To Bates, it was as if the British Government had legally recognized the sovereignty of Sealand. By 1975, Sealand had a flag, a national anthem, a national motto (E Mare Libertas, “From the Sea, Freedom”) and was issuing its own currency and passports.
Then in 1978, ten years after the “1968 War”, Sealand was the scene of another international dispute. A German lawyer named Alexander Achenbach, who held a passport from Sealand and had purchased the title of “Prime Minister”, hired some German and Dutch mercenaries and, while “Prince Roy” was away in England, invaded Sealand by boat, helicopter, and jet ski. After several hours of bloodless (and gunless) fighting, Michael Bates was captured and sent on a boat to Holland, where he was dumped on shore. He promptly recruited some mercenaries of his own (including a helicopter pilot who had worked on some of the James Bond movies), and returned, with Michael Bates himself rappelling from a chopper to the fort’s platform and firing a single blast from a shotgun into the air. The occupying mercenary forces surrendered, and Bates locked them (and Achenbach) in a room.

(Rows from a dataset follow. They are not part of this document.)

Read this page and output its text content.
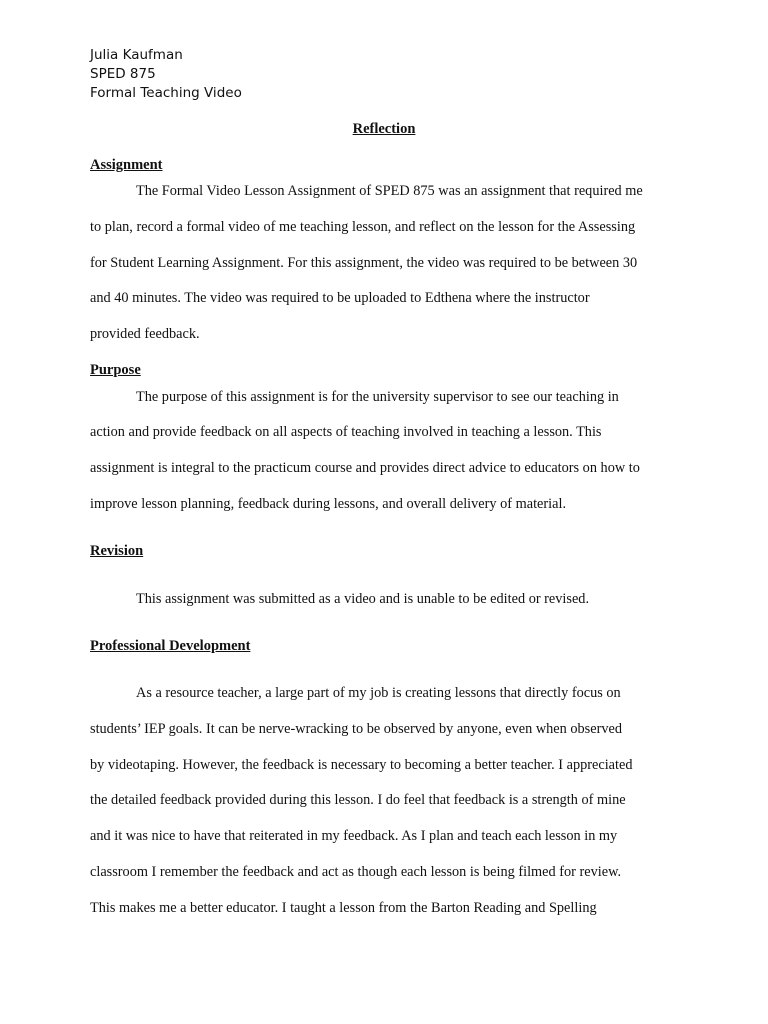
Julia Kaufman
SPED 875
Formal Teaching Video
Reflection
Assignment
The Formal Video Lesson Assignment of SPED 875 was an assignment that required me
to plan, record a formal video of me teaching lesson, and reflect on the lesson for the Assessing
for Student Learning Assignment. For this assignment, the video was required to be between 30
and 40 minutes. The video was required to be uploaded to Edthena where the instructor
provided feedback.
Purpose
The purpose of this assignment is for the university supervisor to see our teaching in
action and provide feedback on all aspects of teaching involved in teaching a lesson. This
assignment is integral to the practicum course and provides direct advice to educators on how to
improve lesson planning, feedback during lessons, and overall delivery of material.
Revision
This assignment was submitted as a video and is unable to be edited or revised.
Professional Development
As a resource teacher, a large part of my job is creating lessons that directly focus on
students’ IEP goals. It can be nerve-wracking to be observed by anyone, even when observed
by videotaping. However, the feedback is necessary to becoming a better teacher. I appreciated
the detailed feedback provided during this lesson. I do feel that feedback is a strength of mine
and it was nice to have that reiterated in my feedback. As I plan and teach each lesson in my
classroom I remember the feedback and act as though each lesson is being filmed for review.
This makes me a better educator. I taught a lesson from the Barton Reading and Spelling
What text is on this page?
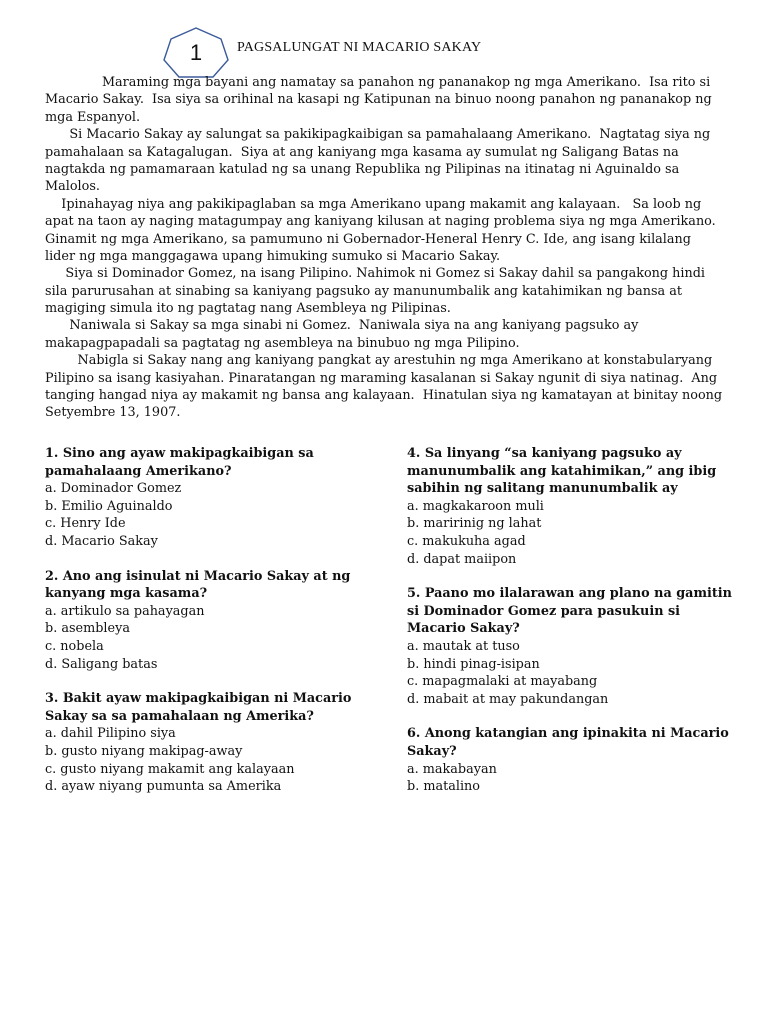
1	PAGSALUNGAT NI MACARIO SAKAY
Maraming mga bayani ang namatay sa panahon ng pananakop ng mga Amerikano.  Isa rito si
Macario Sakay.  Isa siya sa orihinal na kasapi ng Katipunan na binuo noong panahon ng pananakop ng
mga Espanyol.
Si Macario Sakay ay salungat sa pakikipagkaibigan sa pamahalaang Amerikano.  Nagtatag siya ng
pamahalaan sa Katagalugan.  Siya at ang kaniyang mga kasama ay sumulat ng Saligang Batas na
nagtakda ng pamamaraan katulad ng sa unang Republika ng Pilipinas na itinatag ni Aguinaldo sa
Malolos.
Ipinahayag niya ang pakikipaglaban sa mga Amerikano upang makamit ang kalayaan.   Sa loob ng
apat na taon ay naging matagumpay ang kaniyang kilusan at naging problema siya ng mga Amerikano.
Ginamit ng mga Amerikano, sa pamumuno ni Gobernador-Heneral Henry C. Ide, ang isang kilalang
lider ng mga manggagawa upang himuking sumuko si Macario Sakay.
Siya si Dominador Gomez, na isang Pilipino. Nahimok ni Gomez si Sakay dahil sa pangakong hindi
sila parurusahan at sinabing sa kaniyang pagsuko ay manunumbalik ang katahimikan ng bansa at
magiging simula ito ng pagtatag nang Asembleya ng Pilipinas.
Naniwala si Sakay sa mga sinabi ni Gomez.  Naniwala siya na ang kaniyang pagsuko ay
makapagpapadali sa pagtatag ng asembleya na binubuo ng mga Pilipino.
Nabigla si Sakay nang ang kaniyang pangkat ay arestuhin ng mga Amerikano at konstabularyang
Pilipino sa isang kasiyahan. Pinaratangan ng maraming kasalanan si Sakay ngunit di siya natinag.  Ang
tanging hangad niya ay makamit ng bansa ang kalayaan.  Hinatulan siya ng kamatayan at binitay noong
Setyembre 13, 1907.
1. Sino ang ayaw makipagkaibigan sa
pamahalaang Amerikano?
a. Dominador Gomez
b. Emilio Aguinaldo
c. Henry Ide
d. Macario Sakay
2. Ano ang isinulat ni Macario Sakay at ng
kanyang mga kasama?
a. artikulo sa pahayagan
b. asembleya
c. nobela
d. Saligang batas
3. Bakit ayaw makipagkaibigan ni Macario
Sakay sa sa pamahalaan ng Amerika?
a. dahil Pilipino siya
b. gusto niyang makipag-away
c. gusto niyang makamit ang kalayaan
d. ayaw niyang pumunta sa Amerika
4. Sa linyang “sa kaniyang pagsuko ay
manunumbalik ang katahimikan,” ang ibig
sabihin ng salitang manunumbalik ay
a. magkakaroon muli
b. maririnig ng lahat
c. makukuha agad
d. dapat maiipon
5. Paano mo ilalarawan ang plano na gamitin
si Dominador Gomez para pasukuin si
Macario Sakay?
a. mautak at tuso
b. hindi pinag-isipan
c. mapagmalaki at mayabang
d. mabait at may pakundangan
6. Anong katangian ang ipinakita ni Macario
Sakay?
a. makabayan
b. matalino
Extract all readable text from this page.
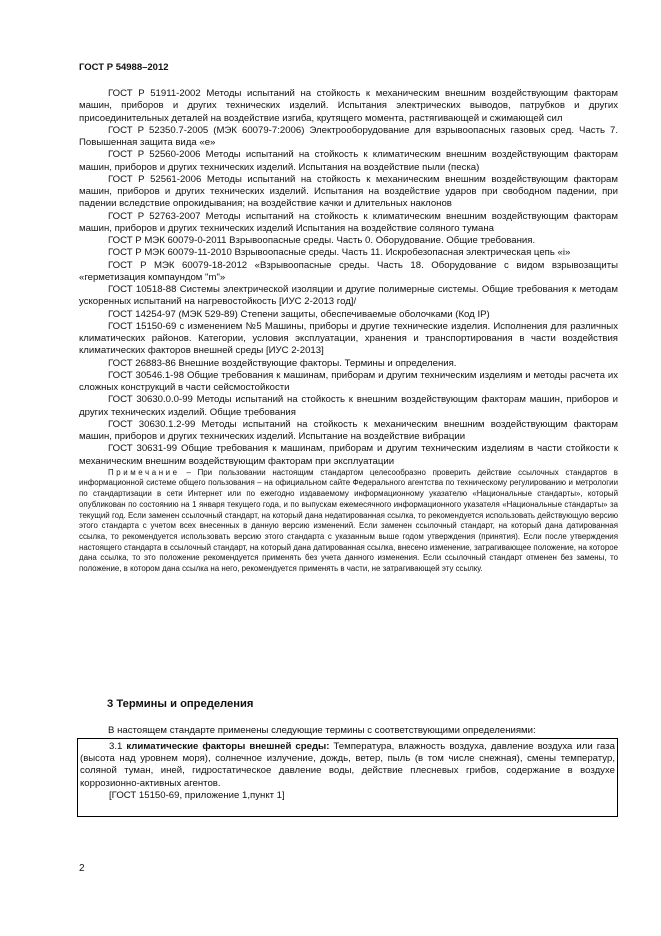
ГОСТ Р 54988–2012

ГОСТ Р 51911-2002 Методы испытаний на стойкость к механическим внешним воздействующим факторам машин, приборов и других технических изделий. Испытания электрических выводов, патрубков и других присоединительных деталей на воздействие изгиба, крутящего момента, растягивающей и сжимающей сил

ГОСТ Р 52350.7-2005 (МЭК 60079-7:2006) Электрооборудование для взрывоопасных газовых сред. Часть 7. Повышенная защита вида «е»

ГОСТ Р 52560-2006 Методы испытаний на стойкость к климатическим внешним воздействующим факторам машин, приборов и других технических изделий. Испытания на воздействие пыли (песка)

ГОСТ Р 52561-2006 Методы испытаний на стойкость к механическим внешним воздействующим факторам машин, приборов и других технических изделий. Испытания на воздействие ударов при свободном падении, при падении вследствие опрокидывания; на воздействие качки и длительных наклонов

ГОСТ Р 52763-2007 Методы испытаний на стойкость к климатическим внешним воздействующим факторам машин, приборов и других технических изделий Испытания на воздействие соляного тумана

ГОСТ Р МЭК 60079-0-2011 Взрывоопасные среды. Часть 0. Оборудование. Общие требования.

ГОСТ Р МЭК 60079-11-2010 Взрывоопасные среды. Часть 11. Искробезопасная электрическая цепь «i»

ГОСТ Р МЭК 60079-18-2012 «Взрывоопасные среды. Часть 18. Оборудование с видом взрывозащиты «герметизация компаундом "m"»

ГОСТ 10518-88 Системы электрической изоляции и другие полимерные системы. Общие требования к методам ускоренных испытаний на нагревостойкость [ИУС 2-2013 год]/

ГОСТ 14254-97 (МЭК 529-89) Степени защиты, обеспечиваемые оболочками (Код IP)

ГОСТ 15150-69 с изменением №5 Машины, приборы и другие технические изделия. Исполнения для различных климатических районов. Категории, условия эксплуатации, хранения и транспортирования в части воздействия климатических факторов внешней среды [ИУС 2-2013]

ГОСТ 26883-86 Внешние воздействующие факторы. Термины и определения.

ГОСТ 30546.1-98 Общие требования к машинам, приборам и другим техническим изделиям и методы расчета их сложных конструкций в части сейсмостойкости

ГОСТ 30630.0.0-99 Методы испытаний на стойкость к внешним воздействующим факторам машин, приборов и других технических изделий. Общие требования

ГОСТ 30630.1.2-99 Методы испытаний на стойкость к механическим внешним воздействующим факторам машин, приборов и других технических изделий. Испытание на воздействие вибрации

ГОСТ 30631-99 Общие требования к машинам, приборам и другим техническим изделиям в части стойкости к механическим внешним воздействующим факторам при эксплуатации

Примечание – При пользовании настоящим стандартом целесообразно проверить действие ссылочных стандартов в информационной системе общего пользования – на официальном сайте Федерального агентства по техническому регулированию и метрологии по стандартизации в сети Интернет или по ежегодно издаваемому информационному указателю «Национальные стандарты», который опубликован по состоянию на 1 января текущего года, и по выпускам ежемесячного информационного указателя «Национальные стандарты» за текущий год. Если заменен ссылочный стандарт, на который дана недатированная ссылка, то рекомендуется использовать действующую версию этого стандарта с учетом всех внесенных в данную версию изменений. Если заменен ссылочный стандарт, на который дана датированная ссылка, то рекомендуется использовать версию этого стандарта с указанным выше годом утверждения (принятия). Если после утверждения настоящего стандарта в ссылочный стандарт, на который дана датированная ссылка, внесено изменение, затрагивающее положение, на которое дана ссылка, то это положение рекомендуется применять без учета данного изменения. Если ссылочный стандарт отменен без замены, то положение, в котором дана ссылка на него, рекомендуется применять в части, не затрагивающей эту ссылку.

3 Термины и определения

В настоящем стандарте применены следующие термины с соответствующими определениями:

3.1 климатические факторы внешней среды: Температура, влажность воздуха, давление воздуха или газа (высота над уровнем моря), солнечное излучение, дождь, ветер, пыль (в том числе снежная), смены температур, соляной туман, иней, гидростатическое давление воды, действие плесневых грибов, содержание в воздухе коррозионно-активных агентов.

[ГОСТ 15150-69, приложение 1,пункт 1]

2
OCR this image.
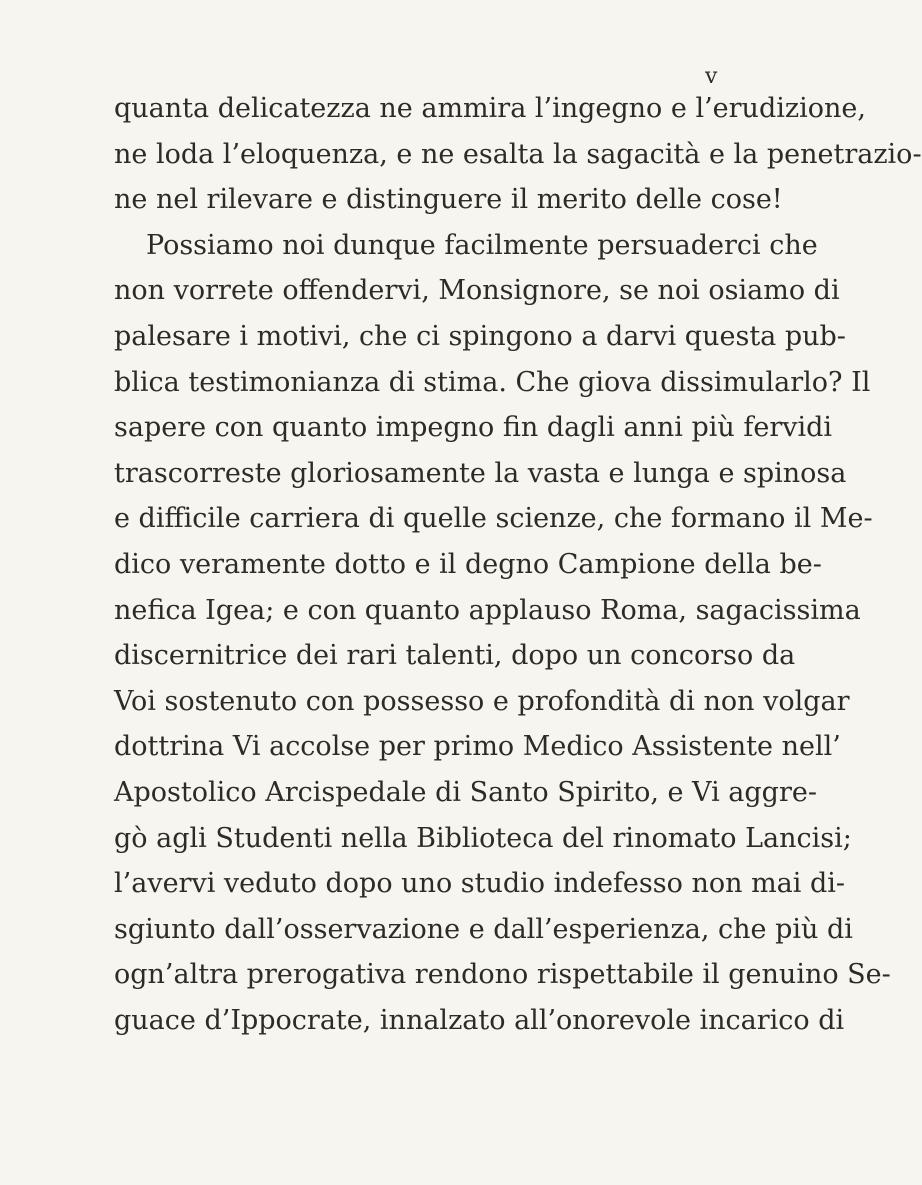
v
quanta delicatezza ne ammira l’ingegno e l’erudizione,
ne loda l’eloquenza, e ne esalta la sagacità e la penetrazio-
ne nel rilevare e distinguere il merito delle cose!
Possiamo noi dunque facilmente persuaderci che
non vorrete offendervi, Monsignore, se noi osiamo di
palesare i motivi, che ci spingono a darvi questa pub-
blica testimonianza di stima. Che giova dissimularlo? Il
sapere con quanto impegno fin dagli anni più fervidi
trascorreste gloriosamente la vasta e lunga e spinosa
e difficile carriera di quelle scienze, che formano il Me-
dico veramente dotto e il degno Campione della be-
nefica Igea; e con quanto applauso Roma, sagacissima
discernitrice dei rari talenti, dopo un concorso da
Voi sostenuto con possesso e profondità di non volgar
dottrina Vi accolse per primo Medico Assistente nell’
Apostolico Arcispedale di Santo Spirito, e Vi aggre-
gò agli Studenti nella Biblioteca del rinomato Lancisi;
l’avervi veduto dopo uno studio indefesso non mai di-
sgiunto dall’osservazione e dall’esperienza, che più di
ogn’altra prerogativa rendono rispettabile il genuino Se-
guace d’Ippocrate, innalzato all’onorevole incarico di
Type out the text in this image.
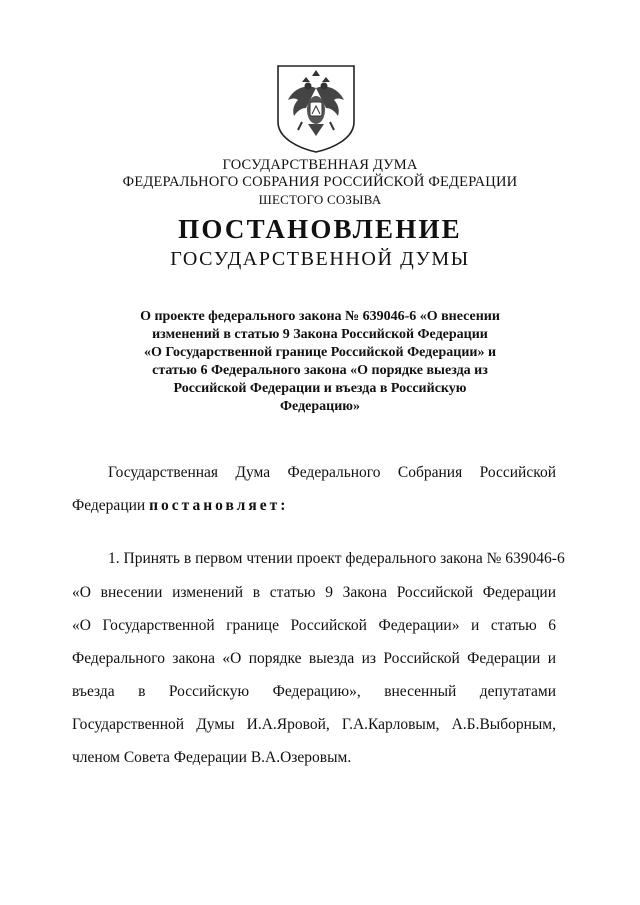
ГОСУДАРСТВЕННАЯ ДУМА
ФЕДЕРАЛЬНОГО СОБРАНИЯ РОССИЙСКОЙ ФЕДЕРАЦИИ
ШЕСТОГО СОЗЫВА
ПОСТАНОВЛЕНИЕ
ГОСУДАРСТВЕННОЙ ДУМЫ
О проекте федерального закона № 639046-6 «О внесении
изменений в статью 9 Закона Российской Федерации
«О Государственной границе Российской Федерации» и
статью 6 Федерального закона «О порядке выезда из
Российской Федерации и въезда в Российскую
Федерацию»
Государственная Дума Федерального Собрания Российской
Федерации постановляет:
1. Принять в первом чтении проект федерального закона № 639046-6
«О внесении изменений в статью 9 Закона Российской Федерации
«О Государственной границе Российской Федерации» и статью 6
Федерального закона «О порядке выезда из Российской Федерации и
въезда в Российскую Федерацию», внесенный депутатами
Государственной Думы И.А.Яровой, Г.А.Карловым, А.Б.Выборным,
членом Совета Федерации В.А.Озеровым.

When the German and Dutch Governments demanded the release of their citizens, Prince Bates replied that they had been charged with treason against Sealand, and would not be released unless they paid a fine of 75,000 deutschmarks. The German Government in turn appealed to the British Government for help–and was told that the UK had no jurisdiction there. After several days, the German Government sent an official diplomat from London to Sealand to negotiate the release of the captives. Bates promptly declared that this constituted German recognition of the sovereignty of Sealand.
Achenbach, meanwhile, returned to Germany and set up a “Sealand Rebel Government-in-Exile”, where he continued to claim the legitimate leadership of Sealand.
Since the Rebellion of 1978, Sealand has been quiet. In 1982, during the Falklands War, Bates claimed that the Argentine Government had approached him to buy Sealand, but he turned them down. In 1987, the extent of national territorial waters was extended by international law from 3 miles to 12 miles, bringing Sealand completely into British territory. Plans were even drawn up for the British military to take the fort by force, but were shelved when someone pointed out what a complete PR disaster it would be.
Since 1978, the Royal Government of Sealand has made its living by selling passports, postage stamps, and noble titles in the House of Bates. In 2000, the data storage company HavenCo Ltd leased the platform as a secure place to put its servers. In 2007 the family put the whole “country” up for sale, for $900 million, but got no takers.
On October 9, 2012, His Royal Highness, the Prince Roy Bates, died from Alzheimer’s. His son, already serving as “Regent”, took over the Principality.
So, does Sealand have any claim to real sovereignty? Nope. Not only does it fall within the 12-mile territorial limit, but international treaties are specific in that “artificial islands” are not counted as “territory” and have no effect on national boundaries.